Hybrid morphologies of paramagnetic manganese-based nanoparticles as theranostics

Paramagnetic nanoagents are attractive due to their indispensability in imaging and therapy applications. Their application has transcended magnetic resonance imaging (MRI) contrast agents (CAs) to multifunctional diagnostics and theranostics. The large surface area and ease of functionalization of nanoparticles (NPs) allow facile attachment of ligands. The composite component can enrich their diagnostic abilities and bestow therapeutic potentialities depending on the function of each unit. These advances have resulted in new imaging modalities, therapeutic processes, precision, and efficient imaging-guided therapy procedures. Combining diagnostic and therapeutic techniques into a single 'theranostic' platform is an intriguing area of biomedical research. With their innate physicochemical characteristics and biological effects, transition metal manganese (Mn)-based nanoparticulate systems have evolved as multifunctional nanoplatforms for meeting rigorous biomedical criteria, thereby producing diverse morphologies. Morphology is one of the essential physicochemical properties that affects the biodistribution, diagnosis, and treatment performance of biological nanoagents.
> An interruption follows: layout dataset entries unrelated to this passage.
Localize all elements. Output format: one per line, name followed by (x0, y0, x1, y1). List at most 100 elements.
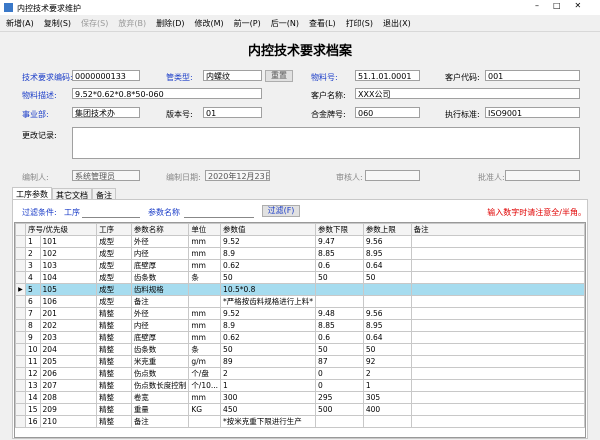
reset-button[interactable]: 重置 (265, 70, 293, 82)
window-title: 内控技术要求维护 (17, 4, 81, 13)
grid-row[interactable]: 14 208 精整 卷宽 mm 300 295 305 (15, 391, 585, 404)
grid-cell: 210 (39, 415, 98, 428)
grid-cell: 104 (39, 271, 98, 284)
grid-cell (362, 415, 412, 428)
field-label: 编制人: (22, 173, 49, 182)
page-heading: 内控技术要求档案 (247, 44, 352, 59)
field-input[interactable]: 集团技术办 (72, 107, 140, 118)
column-header[interactable]: 序号/优先级 (24, 223, 98, 236)
column-header[interactable]: 备注 (410, 223, 585, 236)
grid-cell: 伤点数长度控制 (130, 379, 190, 392)
tab[interactable]: 备注 (92, 188, 116, 202)
column-header[interactable]: 参数名称 (130, 223, 190, 236)
grid-cell: 精整 (96, 307, 132, 320)
grid-cell: 个/10... (188, 379, 222, 392)
grid-cell (410, 295, 585, 308)
change-log-input[interactable] (72, 127, 580, 159)
field-label: 更改记录: (22, 131, 57, 140)
grid-row[interactable]: 3 103 成型 底壁厚 mm 0.62 0.6 0.64 (15, 259, 585, 272)
column-header[interactable]: 参数上限 (362, 223, 412, 236)
grid-row[interactable]: ▶ 5 105 成型 齿料规格 10.5*0.8 (15, 283, 585, 296)
toolbar-button[interactable]: 复制(S) (43, 18, 72, 28)
grid-row[interactable]: 16 210 精整 备注 *按米克重下限进行生产 (15, 415, 585, 428)
grid-row[interactable]: 8 202 精整 内径 mm 8.9 8.85 8.95 (15, 319, 585, 332)
grid-cell: 8.9 (220, 247, 317, 260)
grid-cell: 外径 (130, 235, 190, 248)
toolbar-button[interactable]: 新增(A) (6, 18, 34, 28)
grid-cell: 成型 (96, 271, 132, 284)
field-input[interactable]: 060 (355, 107, 420, 118)
field-input[interactable]: 2020年12月23日 (205, 170, 270, 181)
grid-cell: 50 (362, 343, 412, 356)
field-input[interactable]: 内螺纹 (203, 70, 262, 81)
filter-process: 工序 (64, 208, 80, 217)
toolbar-button[interactable]: 查看(L) (308, 18, 336, 28)
column-header[interactable]: 工序 (96, 223, 132, 236)
field-input[interactable]: 51.1.01.0001 (355, 70, 420, 81)
toolbar-button[interactable]: 保存(S) (81, 18, 109, 28)
grid-cell: 米克重 (130, 355, 190, 368)
filter-button[interactable]: 过滤(F) (262, 205, 300, 217)
field-input[interactable]: 001 (485, 70, 580, 81)
grid-cell: 50 (220, 343, 317, 356)
tab[interactable]: 工序参数 (12, 187, 52, 202)
grid-cell: 13 (24, 379, 41, 392)
grid-cell: 2 (362, 367, 412, 380)
grid-row[interactable]: 12 206 精整 伤点数 个/盘 2 0 2 (15, 367, 585, 380)
grid-row[interactable]: 2 102 成型 内径 mm 8.9 8.85 8.95 (15, 247, 585, 260)
grid-cell: 2 (220, 367, 317, 380)
window-controls[interactable]: –□✕ (535, 1, 596, 10)
toolbar-button[interactable]: 删除(D) (156, 18, 185, 28)
toolbar-button[interactable]: 修改(M) (194, 18, 224, 28)
field-input[interactable]: 01 (203, 107, 262, 118)
grid-cell (410, 235, 585, 248)
grid-row[interactable]: 6 106 成型 备注 *严格按齿料规格进行上料* (15, 295, 585, 308)
grid-cell: 9.56 (362, 307, 412, 320)
grid-row[interactable]: 4 104 成型 齿条数条 50 50 50 (15, 271, 585, 284)
grid-row[interactable]: 1 101 成型 外径 mm 9.52 9.47 9.56 (15, 235, 585, 248)
column-header[interactable]: 参数值 (220, 223, 317, 236)
grid-row[interactable]: 15 209 精整 重量 KG 450 500 400 (15, 403, 585, 416)
grid-row[interactable]: 11 205 精整 米克重 g/m 89 87 92 (15, 355, 585, 368)
grid-cell: 14 (24, 391, 41, 404)
process-input[interactable] (82, 217, 140, 218)
field-input[interactable]: 0000000133 (72, 70, 140, 81)
toolbar-button[interactable]: 退出(X) (383, 18, 411, 28)
field-label: 客户代码: (445, 73, 480, 82)
grid-cell: 50 (315, 343, 364, 356)
grid-row[interactable]: 10 204 精整 齿条数条 50 50 50 (15, 343, 585, 356)
grid-cell: mm (188, 391, 222, 404)
field-input[interactable]: 系统管理员 (72, 170, 140, 181)
grid-cell: 3 (24, 259, 41, 272)
field-input[interactable]: ISO9001 (485, 107, 580, 118)
grid-cell (315, 415, 364, 428)
toolbar-button[interactable]: 后一(N) (270, 18, 299, 28)
toolbar-button[interactable]: 前一(P) (233, 18, 261, 28)
grid-cell: *按米克重下限进行生产 (220, 415, 317, 428)
field-input[interactable]: XXX公司 (355, 88, 580, 99)
field-input[interactable]: 9.52*0.62*0.8*50-060 (72, 88, 262, 99)
tab[interactable]: 其它文档 (52, 188, 92, 202)
field-input[interactable] (505, 170, 580, 181)
grid-cell: 6 (24, 295, 41, 308)
field-input[interactable] (365, 170, 420, 181)
field-label: 技术要求编码: (22, 73, 73, 82)
grid-cell: 精整 (96, 331, 132, 344)
grid-cell (410, 391, 585, 404)
grid-row[interactable]: 13 207 精整 伤点数长度控制 个/10... 1 0 1 (15, 379, 585, 392)
grid-container: 序号/优先级 工序 参数名称 单位 参数值 参数下限 参数上限 备注 1 101 成型 外径 mm 9.5… (14, 222, 586, 438)
column-header[interactable]: 单位 (188, 223, 222, 236)
grid-cell: 齿条数 (130, 343, 190, 356)
grid-row[interactable]: 9 203 精整 底壁厚 mm 0.62 0.6 0.64 (15, 331, 585, 344)
grid-cell: 101 (39, 235, 98, 248)
grid-cell: mm (188, 247, 222, 260)
grid-cell: 0 (315, 379, 364, 392)
param-name-input[interactable] (184, 217, 254, 218)
grid-row[interactable]: 7 201 精整 外径 mm 9.52 9.48 9.56 (15, 307, 585, 320)
column-header[interactable]: 参数下限 (315, 223, 364, 236)
toolbar-button[interactable]: 放弃(B) (118, 18, 147, 28)
toolbar-button[interactable]: 打印(S) (345, 18, 374, 28)
grid-cell (410, 307, 585, 320)
grid-cell: 10.5*0.8 (220, 283, 317, 296)
grid-cell: 成型 (96, 247, 132, 260)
Despite these significant advances, no review has collated the shapes of the most commonly-reported Mn-based theranostics in a single account. Herein, theranostic Mn-based nanohybrids classified by morphologies are discussed. Their synthesis methods are outlined, properties summarized, and morphology's significance, performance, and influence on their use as theranostics are examined. The toxicity and biocompatibility of the recent Mn-based NPs are summarized, and the design considerations section provides several key factors to evaluate when engineering biologically suitable theranostics. Finally, relevant challenges and guidelines for producing clinically applicable nanohybrids are enumerated. It is envisaged that the present review will contribute to the future research and development of Mn-based theranostics and other types of theranostics.